My right foot is so swollen it won’t fit in any of my shoes. Walking (even just around the house) rubs the bites, especially the ones on the underside of my arches, and makes them itch desperately and puff up like shitty little marshmallows over a campfire. Heat and sweat makes the whole situation ten times worse. Obviously, running is out of the question.

And holy hell, it itches. The only thing that stops the itching is a regimen of ice baths, calamine lotion, and oral antihistamine. So I spent most of the weekend on the couch, doing just that.

Okay, I’ll stop with the pictures. Sorry.

At one point when I was bored on the couch and applying calamine for the six hundredth time, I tried to count the number of bites on my right foot. There are at least 100.

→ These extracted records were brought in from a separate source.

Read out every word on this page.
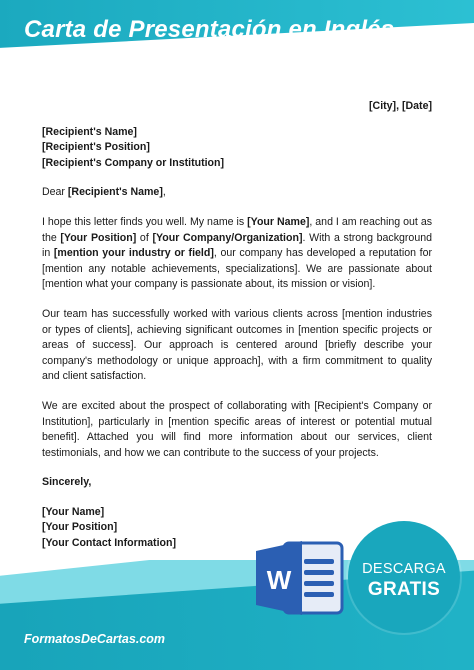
Carta de Presentación en Inglés
[City], [Date]
[Recipient's Name]
[Recipient's Position]
[Recipient's Company or Institution]
Dear [Recipient's Name],
I hope this letter finds you well. My name is [Your Name], and I am reaching out as the [Your Position] of [Your Company/Organization]. With a strong background in [mention your industry or field], our company has developed a reputation for [mention any notable achievements, specializations]. We are passionate about [mention what your company is passionate about, its mission or vision].
Our team has successfully worked with various clients across [mention industries or types of clients], achieving significant outcomes in [mention specific projects or areas of success]. Our approach is centered around [briefly describe your company's methodology or unique approach], with a firm commitment to quality and client satisfaction.
We are excited about the prospect of collaborating with [Recipient's Company or Institution], particularly in [mention specific areas of interest or potential mutual benefit]. Attached you will find more information about our services, client testimonials, and how we can contribute to the success of your projects.
Sincerely,
[Your Name]
[Your Position]
[Your Contact Information]
FormatosDeCartas.com
W	DESCARGA
GRATIS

I really don’t even know what to say about this. I’ve always been allergic/reactionary when it comes to bug bites, and am often the person in a group who gets disproportionately bitten, but…this is just insane. (Meg had some bites too, but just a handful: a normal amount you’d expect to endure on a one-night camping trip.)

Also: it’s not like I’ve never been camping before. I’m a pretty outdoorsy person. I’ve camped all over the country. I’ve never experienced anything like this. (I actually have a routine physical scheduled this week and will definitely ask my doctor about it…and possibly get tested for West Nile Virus.)

Anyway…that’s my excuse for last week’s paltry mileage. I realize it sounds ridiculous to say I can’t run because of my mosquito bites. But…I can’t run because of my mosquito bites.

Dumbest injury ever.

And, unlike Meg’s plucky little Hyundai, I don’t think it’s going to be fixed by running for a long time under a heavy load.